12/06/07 (B399) L’HUMANITE : Affaire Borrel, l’État mis en cause

La France aurait promis
aux autorités de Djibouti, soupçonnées d’être
impliquées dans la mort du juge, la remise de documents de l’enquête.

Le ministère français de la Justice se serait secrètement
engagé, dès 2004, à transmettre des documents de
l’enquête sur la mort du juge Borrel aux autorités
de Djibouti, soupçonnées d’être impliquées
dans le décès du magistrat français, en 1995.

La remise du dossier avait été pourtant refusée,
en 2005, par la juge d’instruction chargée de l’affaire,
Sophie Clément.

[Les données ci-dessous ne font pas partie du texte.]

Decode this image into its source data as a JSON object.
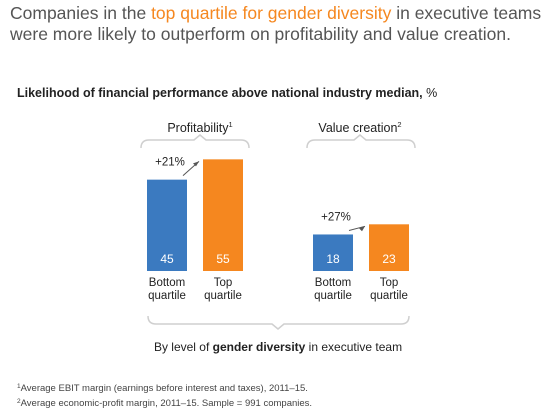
{
  "headline": {
    "pre": "Companies in the ",
    "highlight": "top quartile for gender diversity",
    "post": " in executive teams were more likely to outperform on profitability and value creation."
  },
  "subtitle": {
    "text": "Likelihood of financial performance above national industry median,",
    "unit": "%"
  },
  "colors": {
    "bottom": "#3b7ac0",
    "top": "#f5871f",
    "bracket": "#cfcfcf",
    "text": "#222222"
  },
  "chart_data": {
    "type": "bar",
    "xlabel": "By level of gender diversity in executive team",
    "xlabel_parts": {
      "pre": "By level of ",
      "bold": "gender diversity",
      "post": " in executive team"
    },
    "series": [
      {
        "values": [
          45,
          18
        ],
        "categories_label": "Bottom quartile"
      },
      {
        "values": [
          55,
          23
        ],
        "categories_label": "Top quartile"
      }
    ],
    "groups": [
      {
        "title": "Profitability",
        "sup": "1",
        "change": "+21%",
        "bars": [
          {
            "label": "Bottom\nquartile",
            "value": 45,
            "color": "#3b7ac0"
          },
          {
            "label": "Top\nquartile",
            "value": 55,
            "color": "#f5871f"
          }
        ]
      },
      {
        "title": "Value creation",
        "sup": "2",
        "change": "+27%",
        "bars": [
          {
            "label": "Bottom\nquartile",
            "value": 18,
            "color": "#3b7ac0"
          },
          {
            "label": "Top\nquartile",
            "value": 23,
            "color": "#f5871f"
          }
        ]
      }
    ],
    "grid": false,
    "legend": "none"
  },
  "footnotes": [
    {
      "sup": "1",
      "text": "Average EBIT margin (earnings before interest and taxes), 2011–15."
    },
    {
      "sup": "2",
      "text": "Average economic-profit margin, 2011–15. Sample = 991 companies."
    }
  ]
}
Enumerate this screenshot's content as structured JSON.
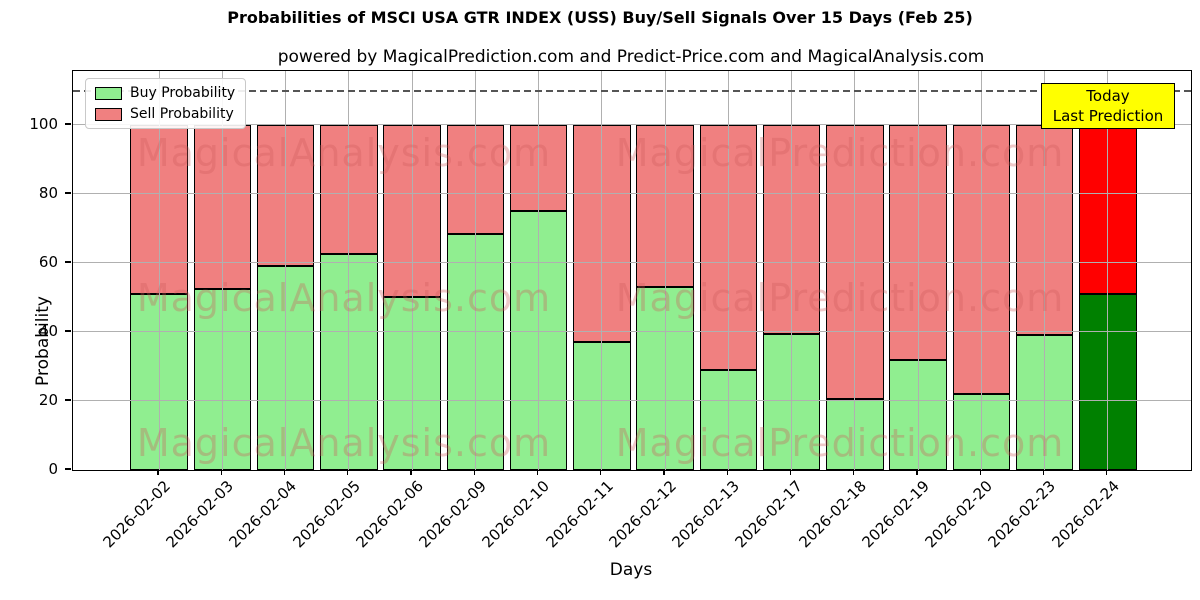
{
  "page": {
    "title": "Probabilities of MSCI USA GTR INDEX (USS) Buy/Sell Signals Over 15 Days (Feb 25)",
    "subtitle": "powered by MagicalPrediction.com and Predict-Price.com and MagicalAnalysis.com"
  },
  "legend": {
    "items": [
      {
        "label": "Buy Probability",
        "color": "#90ee90"
      },
      {
        "label": "Sell Probability",
        "color": "#f08080"
      }
    ]
  },
  "annotation": {
    "line1": "Today",
    "line2": "Last Prediction",
    "bg": "#ffff00"
  },
  "watermark": {
    "texts": [
      "MagicalAnalysis.com",
      "MagicalPrediction.com"
    ],
    "color_rgba": "rgba(205,92,92,0.33)"
  },
  "chart_data": {
    "type": "bar",
    "stacked": true,
    "title": "Probabilities of MSCI USA GTR INDEX (USS) Buy/Sell Signals Over 15 Days (Feb 25)",
    "subtitle": "powered by MagicalPrediction.com and Predict-Price.com and MagicalAnalysis.com",
    "xlabel": "Days",
    "ylabel": "Probability",
    "categories": [
      "2026-02-02",
      "2026-02-03",
      "2026-02-04",
      "2026-02-05",
      "2026-02-06",
      "2026-02-09",
      "2026-02-10",
      "2026-02-11",
      "2026-02-12",
      "2026-02-13",
      "2026-02-17",
      "2026-02-18",
      "2026-02-19",
      "2026-02-20",
      "2026-02-23",
      "2026-02-24"
    ],
    "series": [
      {
        "name": "Buy Probability",
        "color": "#90ee90",
        "today_color": "#008000",
        "values": [
          51,
          52.5,
          59,
          62.5,
          50,
          68.5,
          75,
          37,
          53,
          29,
          39.5,
          20.5,
          32,
          22,
          39,
          51
        ]
      },
      {
        "name": "Sell Probability",
        "color": "#f08080",
        "today_color": "#ff0000",
        "values": [
          49,
          47.5,
          41,
          37.5,
          50,
          31.5,
          25,
          63,
          47,
          71,
          60.5,
          79.5,
          68,
          78,
          61,
          49
        ]
      }
    ],
    "ylim": [
      0,
      115.6
    ],
    "yticks": [
      0,
      20,
      40,
      60,
      80,
      100
    ],
    "grid": true,
    "grid_above_bars": true,
    "dashed_line_y": 110,
    "legend_position": "upper-left",
    "today_annotation_index": 15
  }
}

Cette demande, avait-elle estimé, avait
« pour unique but de prendre connaissance de pièces mettant
en cause le procureur de la République de Djibouti ».

Dans une note adressée à ses services le 30 juillet 2004
et rapportée ces jours-ci par l’AFP, Laurent Le Mesle, à
l’époque directeur de cabinet du garde des Sceaux Dominique
Perben, aurait écrit : « Je vous remercie de veiller à
ce qu’il soit apporté une réponse favorable à
la demande formulée par les autorités djiboutiennes. »
Cette note fait partie des documents saisis en avril dernier au Quai d’Orsay
et à la chancellerie.

Une saisie qui faisait suite à la plainte déposée
en 2005 par la veuve du magistrat, après que le Quai d’Orsay
a assuré qu’une copie du dossier serait « prochainement
transmise à la justice djiboutienne », qui en avait fait
la demande.

Or les conclusions de Djibouti et des juges français sur la mort
de Bernard Borrel divergent : après la découverte dans un
ravin du corps à demi calciné du magistrat, les autorités
djiboutiennes ont conclu à un suicide, tandis que l’enquête
française privilégie la thèse de l’assassinat.
Des témoignages mettent en effet en cause le président Ismaël
Omar Guelleh et son entourage.

Des notes saisies par l’instruction feraient état de la pression
exercée par Djibouti sur Paris. Un courrier, daté du 30
janvier 2005, de l’ambassadeur de France à Djibouti, où
est basé le principal contingent de militaires français
en Afrique, explique qu’un dessaisissement de l’affaire de
la juge Clément « rassurerait ici ».

Comble de la diplomatie hexagonale, la
France aurait invité les autorités djiboutiennes à
l’attaquer devant la Cour internationale de justice. Ce qu’a
fait Djibouti le 12 janvier 2006, accusant la France d’avoir manqué
à ses devoirs d’entraide judiciaire.

En attendant, le dossier ne leur a toujours pas été transmis.